Por Gabriel Lara Villegas (@chanwilin)
Mi otro yo comienza con un “príncipe” deprimido. Su estructura, digamos, es la de un cuento de hadas de fundamento bíblico, evangélico: “Vosotros sois la sal de la tierra: y si la sal se desvaneciere ¿con qué será salada? no vale más para nada, sino para ser echada fuera y hollada de los hombres” (Mateo 5:13).
La trama ya la habrás escuchado: Walter Black (Gibson) preside una compañía juguetera al borde de la bancarrota. Su puesto no fue ganado, sino heredado, y el peso de la herencia –y acaso de su padre, aunque jamás lo vemos– terminó por vencerlo. Walter se sabe mediocre y ha dejado el negocio en manos de la vice-presidenta (Jones), bastante más virtuosa y templada que Black. Encima, su esposa Meredith (Foster), decide dejarlo tras dos años de aguantar la tristeza.
Walter compra litros de chupe, encuentra en la basura un títere de castor (¿creación de su compañía? no queda muy claro) y se recluye en un hotel con la intención de mandar todo al carajo, pero sufre un accidente torpísimo –inverosímil, pues– y despierta con el títere en la mano izquierda y dándole voz con acento australiano. El personaje se hace llamar Beaver, habla en nombre de Walter y su misión es rescatarlo de la depresión y la esterilidad intelectual. Y lo logra, pero –en los ojos de Meredith y de su hijo– ese no es Walter, sino algo más.
A la par está el conflicto de Porter (Yelchin), hijo mayor de Walter que cursa el último año de la prepa. El tipo es astuto –cobra por hacer tareas ajenas– pero su motor es el resentimiento contra Walter, a quien utiliza de anti role model. Su pequeña fama lo lleva a trabajar con Norah (Lawrence ♥), quien lleva el mejor promedio de la escuela pero no se ha podido inspirar para el discurso de graduación. Porter descubre que Norah no es mala pintora, que perdió a su hermano hace tiempo y no logra superarlo y que su madre vive prácticamente oculta.
Contado así, no hay demasiados pecados. De hecho es posible hallar virtudes: narrativas, porque la historia sola de Walter difícilmente aguantaría sin el contrapunto de Porter; y dramáticas, porque Porter entabla una relación modestamente entrañable –las actuaciones de Yelchin (que no es hermoso, pero logra ser atractivo) y Lawrence (que es hermosa y atractiva) ayudan mucho: hay intercambios de miradas y cariño por los diálogos; se antoja estar en esa relación. Pero el problema de Mi otro yo está en la forma, que a su vez denota una horrible falla de origen: la solemnidad.

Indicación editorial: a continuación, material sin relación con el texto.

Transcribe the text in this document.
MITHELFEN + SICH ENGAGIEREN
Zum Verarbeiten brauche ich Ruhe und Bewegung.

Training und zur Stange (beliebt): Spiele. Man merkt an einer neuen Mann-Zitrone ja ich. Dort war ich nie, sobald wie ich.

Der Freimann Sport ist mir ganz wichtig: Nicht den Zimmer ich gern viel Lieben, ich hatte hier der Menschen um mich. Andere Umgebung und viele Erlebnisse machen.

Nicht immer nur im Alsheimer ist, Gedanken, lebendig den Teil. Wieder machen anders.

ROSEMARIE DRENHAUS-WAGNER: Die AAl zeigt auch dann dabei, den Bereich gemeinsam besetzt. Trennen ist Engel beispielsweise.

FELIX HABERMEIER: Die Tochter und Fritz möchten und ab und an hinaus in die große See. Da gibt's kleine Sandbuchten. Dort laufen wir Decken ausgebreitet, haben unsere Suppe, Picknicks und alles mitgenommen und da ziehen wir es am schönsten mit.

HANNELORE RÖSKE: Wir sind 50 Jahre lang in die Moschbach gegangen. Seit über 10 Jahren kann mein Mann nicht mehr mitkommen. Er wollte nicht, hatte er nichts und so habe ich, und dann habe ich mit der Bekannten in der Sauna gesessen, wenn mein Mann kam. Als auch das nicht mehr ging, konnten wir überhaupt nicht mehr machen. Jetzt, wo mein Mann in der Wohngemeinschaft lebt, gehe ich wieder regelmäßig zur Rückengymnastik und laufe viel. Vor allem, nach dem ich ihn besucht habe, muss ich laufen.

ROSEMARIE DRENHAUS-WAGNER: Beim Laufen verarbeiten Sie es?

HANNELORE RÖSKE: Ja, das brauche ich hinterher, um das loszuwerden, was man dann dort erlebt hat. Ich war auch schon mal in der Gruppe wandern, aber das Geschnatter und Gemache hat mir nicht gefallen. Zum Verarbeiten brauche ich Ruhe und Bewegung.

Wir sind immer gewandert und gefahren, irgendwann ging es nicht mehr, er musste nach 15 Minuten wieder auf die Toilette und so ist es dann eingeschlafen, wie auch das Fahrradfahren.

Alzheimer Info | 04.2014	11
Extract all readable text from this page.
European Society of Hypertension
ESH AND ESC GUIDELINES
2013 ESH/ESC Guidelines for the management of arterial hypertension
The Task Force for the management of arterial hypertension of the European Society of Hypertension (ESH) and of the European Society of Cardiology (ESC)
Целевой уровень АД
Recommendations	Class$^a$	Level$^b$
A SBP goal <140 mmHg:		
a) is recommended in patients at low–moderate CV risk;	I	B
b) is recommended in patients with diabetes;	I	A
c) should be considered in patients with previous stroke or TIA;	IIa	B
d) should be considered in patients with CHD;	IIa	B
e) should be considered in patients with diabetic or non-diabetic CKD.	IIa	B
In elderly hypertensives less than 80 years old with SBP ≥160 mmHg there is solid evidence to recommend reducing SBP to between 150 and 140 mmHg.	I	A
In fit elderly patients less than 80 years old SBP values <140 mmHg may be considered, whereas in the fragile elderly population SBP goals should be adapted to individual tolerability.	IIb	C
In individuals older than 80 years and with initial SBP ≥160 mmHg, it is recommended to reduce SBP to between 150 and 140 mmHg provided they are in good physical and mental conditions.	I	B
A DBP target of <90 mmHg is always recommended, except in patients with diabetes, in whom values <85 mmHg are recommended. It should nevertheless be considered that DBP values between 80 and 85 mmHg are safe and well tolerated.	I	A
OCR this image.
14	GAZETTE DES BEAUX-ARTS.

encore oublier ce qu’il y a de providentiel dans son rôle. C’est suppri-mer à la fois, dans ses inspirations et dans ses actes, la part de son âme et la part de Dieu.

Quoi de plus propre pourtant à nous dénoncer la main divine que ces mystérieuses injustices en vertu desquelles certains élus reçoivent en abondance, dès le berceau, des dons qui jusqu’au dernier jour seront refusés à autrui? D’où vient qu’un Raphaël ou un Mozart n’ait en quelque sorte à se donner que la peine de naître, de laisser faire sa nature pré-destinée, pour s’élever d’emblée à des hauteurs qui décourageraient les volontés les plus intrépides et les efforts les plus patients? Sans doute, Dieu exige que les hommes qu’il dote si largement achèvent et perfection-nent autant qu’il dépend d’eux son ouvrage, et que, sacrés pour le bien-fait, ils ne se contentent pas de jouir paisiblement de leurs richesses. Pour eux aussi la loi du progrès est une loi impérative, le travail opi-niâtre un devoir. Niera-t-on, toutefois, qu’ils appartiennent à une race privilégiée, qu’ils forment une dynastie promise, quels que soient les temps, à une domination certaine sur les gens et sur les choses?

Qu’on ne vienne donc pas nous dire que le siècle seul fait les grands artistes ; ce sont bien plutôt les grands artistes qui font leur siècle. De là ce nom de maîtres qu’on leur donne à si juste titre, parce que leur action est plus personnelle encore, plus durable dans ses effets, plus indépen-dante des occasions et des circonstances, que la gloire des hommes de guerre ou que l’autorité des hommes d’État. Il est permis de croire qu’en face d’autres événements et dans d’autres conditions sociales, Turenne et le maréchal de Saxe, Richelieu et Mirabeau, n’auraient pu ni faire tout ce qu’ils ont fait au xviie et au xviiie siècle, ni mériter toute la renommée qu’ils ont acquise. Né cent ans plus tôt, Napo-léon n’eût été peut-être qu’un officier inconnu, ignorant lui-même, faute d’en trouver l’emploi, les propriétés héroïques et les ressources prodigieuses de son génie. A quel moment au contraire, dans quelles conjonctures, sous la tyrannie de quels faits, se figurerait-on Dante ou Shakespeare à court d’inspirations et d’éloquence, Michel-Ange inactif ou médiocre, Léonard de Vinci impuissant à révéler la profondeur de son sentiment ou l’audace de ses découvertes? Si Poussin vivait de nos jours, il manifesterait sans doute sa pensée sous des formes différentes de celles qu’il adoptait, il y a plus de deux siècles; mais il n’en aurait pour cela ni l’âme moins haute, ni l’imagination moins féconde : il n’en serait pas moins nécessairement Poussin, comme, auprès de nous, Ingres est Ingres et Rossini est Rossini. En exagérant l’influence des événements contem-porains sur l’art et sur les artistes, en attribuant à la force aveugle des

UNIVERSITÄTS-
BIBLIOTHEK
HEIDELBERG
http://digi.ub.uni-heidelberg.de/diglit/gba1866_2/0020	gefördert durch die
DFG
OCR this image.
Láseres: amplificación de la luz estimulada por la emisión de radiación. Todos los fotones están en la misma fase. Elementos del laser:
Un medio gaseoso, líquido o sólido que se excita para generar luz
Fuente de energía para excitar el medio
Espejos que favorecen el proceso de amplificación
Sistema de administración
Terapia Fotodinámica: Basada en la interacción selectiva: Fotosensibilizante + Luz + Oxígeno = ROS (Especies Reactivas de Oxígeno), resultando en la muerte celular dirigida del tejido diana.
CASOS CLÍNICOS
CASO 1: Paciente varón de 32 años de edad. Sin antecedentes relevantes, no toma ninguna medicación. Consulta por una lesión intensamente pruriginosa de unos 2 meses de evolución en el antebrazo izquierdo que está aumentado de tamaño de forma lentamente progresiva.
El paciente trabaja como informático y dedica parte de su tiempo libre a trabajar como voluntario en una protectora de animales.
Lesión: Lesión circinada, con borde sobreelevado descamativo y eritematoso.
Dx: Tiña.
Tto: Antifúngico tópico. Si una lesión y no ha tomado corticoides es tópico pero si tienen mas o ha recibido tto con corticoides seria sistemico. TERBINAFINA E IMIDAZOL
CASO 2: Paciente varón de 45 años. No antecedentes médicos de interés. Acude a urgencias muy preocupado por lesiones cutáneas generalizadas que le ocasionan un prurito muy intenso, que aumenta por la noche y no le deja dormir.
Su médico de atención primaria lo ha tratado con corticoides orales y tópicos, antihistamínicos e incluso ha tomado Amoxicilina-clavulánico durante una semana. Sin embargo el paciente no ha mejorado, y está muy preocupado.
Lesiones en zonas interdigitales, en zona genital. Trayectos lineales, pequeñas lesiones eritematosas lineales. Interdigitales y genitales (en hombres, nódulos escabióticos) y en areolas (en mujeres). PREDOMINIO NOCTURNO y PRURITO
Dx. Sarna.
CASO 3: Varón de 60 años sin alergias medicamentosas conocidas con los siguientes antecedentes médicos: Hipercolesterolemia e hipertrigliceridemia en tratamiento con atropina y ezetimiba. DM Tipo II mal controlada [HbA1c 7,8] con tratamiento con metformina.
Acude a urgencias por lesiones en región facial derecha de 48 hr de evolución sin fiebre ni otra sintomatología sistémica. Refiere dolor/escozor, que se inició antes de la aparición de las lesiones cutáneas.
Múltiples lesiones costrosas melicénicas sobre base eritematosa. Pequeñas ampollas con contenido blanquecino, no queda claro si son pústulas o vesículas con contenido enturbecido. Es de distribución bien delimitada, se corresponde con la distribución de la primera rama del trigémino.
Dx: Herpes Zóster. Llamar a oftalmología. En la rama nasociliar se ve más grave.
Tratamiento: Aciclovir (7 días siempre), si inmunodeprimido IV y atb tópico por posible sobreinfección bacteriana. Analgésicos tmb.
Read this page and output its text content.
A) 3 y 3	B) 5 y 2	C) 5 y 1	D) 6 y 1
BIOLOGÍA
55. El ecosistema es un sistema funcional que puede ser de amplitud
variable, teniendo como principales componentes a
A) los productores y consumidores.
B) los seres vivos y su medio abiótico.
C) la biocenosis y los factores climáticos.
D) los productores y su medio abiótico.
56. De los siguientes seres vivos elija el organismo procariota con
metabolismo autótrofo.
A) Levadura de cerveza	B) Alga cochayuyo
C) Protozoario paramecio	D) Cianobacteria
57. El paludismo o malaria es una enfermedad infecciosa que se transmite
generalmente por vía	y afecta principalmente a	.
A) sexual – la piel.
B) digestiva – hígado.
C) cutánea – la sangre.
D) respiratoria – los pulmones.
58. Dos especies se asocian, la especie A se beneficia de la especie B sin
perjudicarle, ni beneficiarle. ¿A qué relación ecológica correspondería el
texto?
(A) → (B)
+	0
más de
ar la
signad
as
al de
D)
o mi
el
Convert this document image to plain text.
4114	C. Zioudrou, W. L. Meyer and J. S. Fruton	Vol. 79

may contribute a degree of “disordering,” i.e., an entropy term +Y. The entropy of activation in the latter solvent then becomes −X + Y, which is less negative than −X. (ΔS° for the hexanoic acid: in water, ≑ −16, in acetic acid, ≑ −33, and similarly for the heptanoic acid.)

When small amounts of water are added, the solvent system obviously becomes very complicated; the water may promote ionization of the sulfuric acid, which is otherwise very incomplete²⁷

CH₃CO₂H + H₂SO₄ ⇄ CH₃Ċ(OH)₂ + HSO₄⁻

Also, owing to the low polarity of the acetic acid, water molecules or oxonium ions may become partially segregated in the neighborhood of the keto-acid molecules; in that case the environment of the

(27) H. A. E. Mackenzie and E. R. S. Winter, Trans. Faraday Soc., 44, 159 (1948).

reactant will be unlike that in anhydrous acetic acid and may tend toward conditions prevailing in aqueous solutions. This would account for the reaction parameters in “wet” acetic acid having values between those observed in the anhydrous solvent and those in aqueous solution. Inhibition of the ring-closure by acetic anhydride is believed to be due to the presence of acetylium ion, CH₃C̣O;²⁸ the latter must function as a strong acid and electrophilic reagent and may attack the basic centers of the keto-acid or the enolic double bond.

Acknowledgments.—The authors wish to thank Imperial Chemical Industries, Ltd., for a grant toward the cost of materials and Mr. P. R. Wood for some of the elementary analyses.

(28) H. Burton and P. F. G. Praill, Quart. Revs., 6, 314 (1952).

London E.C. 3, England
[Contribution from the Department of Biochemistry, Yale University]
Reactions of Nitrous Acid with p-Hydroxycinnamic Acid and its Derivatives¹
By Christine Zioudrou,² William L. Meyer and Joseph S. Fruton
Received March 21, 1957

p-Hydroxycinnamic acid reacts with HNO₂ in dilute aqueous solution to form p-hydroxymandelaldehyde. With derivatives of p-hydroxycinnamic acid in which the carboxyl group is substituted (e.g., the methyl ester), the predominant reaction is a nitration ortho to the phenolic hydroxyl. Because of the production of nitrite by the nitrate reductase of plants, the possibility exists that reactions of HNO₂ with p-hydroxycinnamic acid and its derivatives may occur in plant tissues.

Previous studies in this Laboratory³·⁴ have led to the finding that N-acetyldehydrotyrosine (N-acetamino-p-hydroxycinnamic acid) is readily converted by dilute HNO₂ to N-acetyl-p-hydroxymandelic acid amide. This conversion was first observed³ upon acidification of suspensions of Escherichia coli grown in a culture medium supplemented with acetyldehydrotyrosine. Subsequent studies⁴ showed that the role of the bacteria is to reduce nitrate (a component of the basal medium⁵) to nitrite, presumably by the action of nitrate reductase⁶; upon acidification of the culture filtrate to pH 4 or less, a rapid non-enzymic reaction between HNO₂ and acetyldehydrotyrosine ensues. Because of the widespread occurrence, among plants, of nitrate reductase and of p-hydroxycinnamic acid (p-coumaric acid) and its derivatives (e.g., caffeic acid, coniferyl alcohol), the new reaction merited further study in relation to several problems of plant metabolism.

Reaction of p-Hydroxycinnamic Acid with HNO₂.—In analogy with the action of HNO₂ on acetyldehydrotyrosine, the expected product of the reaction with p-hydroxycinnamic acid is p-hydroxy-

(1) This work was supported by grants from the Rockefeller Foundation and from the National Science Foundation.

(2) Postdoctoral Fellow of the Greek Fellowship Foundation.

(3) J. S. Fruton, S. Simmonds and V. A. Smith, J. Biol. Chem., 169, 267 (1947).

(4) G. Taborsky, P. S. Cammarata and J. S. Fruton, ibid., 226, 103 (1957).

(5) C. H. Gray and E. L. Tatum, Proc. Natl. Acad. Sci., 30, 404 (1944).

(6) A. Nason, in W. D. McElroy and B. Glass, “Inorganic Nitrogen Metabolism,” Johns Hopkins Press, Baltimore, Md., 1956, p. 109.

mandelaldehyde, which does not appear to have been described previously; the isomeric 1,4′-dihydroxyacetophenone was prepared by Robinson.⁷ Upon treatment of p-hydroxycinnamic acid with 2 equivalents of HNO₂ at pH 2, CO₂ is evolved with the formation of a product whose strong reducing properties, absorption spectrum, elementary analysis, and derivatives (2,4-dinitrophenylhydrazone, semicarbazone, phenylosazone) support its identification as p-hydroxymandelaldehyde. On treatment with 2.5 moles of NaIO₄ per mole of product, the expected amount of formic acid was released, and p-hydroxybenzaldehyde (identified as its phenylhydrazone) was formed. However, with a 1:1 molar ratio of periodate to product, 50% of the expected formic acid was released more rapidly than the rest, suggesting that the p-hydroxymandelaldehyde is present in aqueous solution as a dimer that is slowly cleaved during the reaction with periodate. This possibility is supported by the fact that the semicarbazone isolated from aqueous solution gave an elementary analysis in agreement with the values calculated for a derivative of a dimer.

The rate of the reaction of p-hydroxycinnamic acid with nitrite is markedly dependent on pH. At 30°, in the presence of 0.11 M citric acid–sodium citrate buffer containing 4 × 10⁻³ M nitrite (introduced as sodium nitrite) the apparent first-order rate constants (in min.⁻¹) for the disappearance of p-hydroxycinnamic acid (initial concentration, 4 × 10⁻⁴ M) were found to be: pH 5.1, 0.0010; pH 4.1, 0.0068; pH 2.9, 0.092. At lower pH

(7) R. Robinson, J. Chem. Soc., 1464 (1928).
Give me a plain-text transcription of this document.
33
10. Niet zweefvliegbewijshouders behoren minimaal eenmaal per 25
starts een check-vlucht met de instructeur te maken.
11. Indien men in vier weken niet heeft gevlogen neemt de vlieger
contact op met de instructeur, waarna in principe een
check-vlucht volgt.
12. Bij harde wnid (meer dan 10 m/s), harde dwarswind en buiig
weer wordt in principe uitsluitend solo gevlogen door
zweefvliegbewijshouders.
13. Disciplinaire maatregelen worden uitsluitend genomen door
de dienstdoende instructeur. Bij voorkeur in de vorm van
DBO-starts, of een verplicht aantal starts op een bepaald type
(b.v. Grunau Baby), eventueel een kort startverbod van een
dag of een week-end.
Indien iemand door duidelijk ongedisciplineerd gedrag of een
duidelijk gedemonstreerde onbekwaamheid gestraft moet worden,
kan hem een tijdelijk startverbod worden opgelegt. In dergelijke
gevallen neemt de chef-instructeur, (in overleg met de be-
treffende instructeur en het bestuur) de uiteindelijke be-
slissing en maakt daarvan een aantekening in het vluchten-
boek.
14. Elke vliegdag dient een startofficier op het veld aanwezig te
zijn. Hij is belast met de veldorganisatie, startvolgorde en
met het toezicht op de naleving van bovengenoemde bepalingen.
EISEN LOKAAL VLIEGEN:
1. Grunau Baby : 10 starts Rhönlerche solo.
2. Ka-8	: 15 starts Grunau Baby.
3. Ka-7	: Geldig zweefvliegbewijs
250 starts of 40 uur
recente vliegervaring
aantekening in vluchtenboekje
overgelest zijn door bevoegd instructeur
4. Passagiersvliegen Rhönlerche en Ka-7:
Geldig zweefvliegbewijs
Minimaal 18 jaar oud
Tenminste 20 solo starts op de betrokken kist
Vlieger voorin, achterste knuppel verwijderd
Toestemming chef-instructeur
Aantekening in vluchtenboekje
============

El esqueleto de la película, hemos dicho, es el de un cuento de hadas, pero su coraza es cómica –o “cómica”. Hallar humor en medio de la depresión de Walter no es difícil –su caso es ridículo–, pero al final Jodie Foster prefirió el drama: uno falso, forzado, sin agonía. La existencia de Beaver –el personaje– demuestra que Walter padece más güeva que depresión, y sin embargo el tratamiento es distante: Walter está “enfermito” y pues “pobrecito”.
Jodie Foster tenía un buen juguete que requería, vaya, jugar con él, pero eligió el camino Hallmark: el de la familia por sobre todas las cosas, el de la felicidad a costa de la originalidad. De cualquier forma su originalidad es pequeña, casi nula y, sobre todo, ñoña. En el colmo de la bobería, Walter se pelea a golpes consigo mismo con la misma seriedad que Edward Norton en El club de la pelea (1999), aunque con la misma torpeza que Jim Carrey en Mentiroso mentiroso(1997); con un registro intermedio, pues, con humor involuntario.
El ridículo –esto no lo sabe Jodie Foster– es un arma poderosísima: bien usado, puede liberar al más jodido, subvertir cualquier poder. Ejemplos en el cine: La casa del sorriso (1992), de Ferreri, o Napoleón Dinamita (2004), de Jared Hess. Frente al ridículo hay varias posibilidades: seguirlo con locura idiota o frenesí (el caso de Ferreri y Hess), de frenarlo con tedio escéptico (como en Canino [2009], de Giorgos Lanthimos) o ser cristiano (evangélico) y condescendendiente. Foster vota por lo último y lo hace con temor. El resultado es ese: una película compasiva y sin ganas de arriesgar. En el corazón de Mi otro yo, lo más preciado que uno tiene es la tribu y no la individualidad. Hay tribus pequeño burguesas encantadoras –la de La habitación del hijo (2001), de Nanni Moretti, por ejemplo. La de Mi otro yo es amable, pero sin chiste. Y pues a otro perro con ese hueso.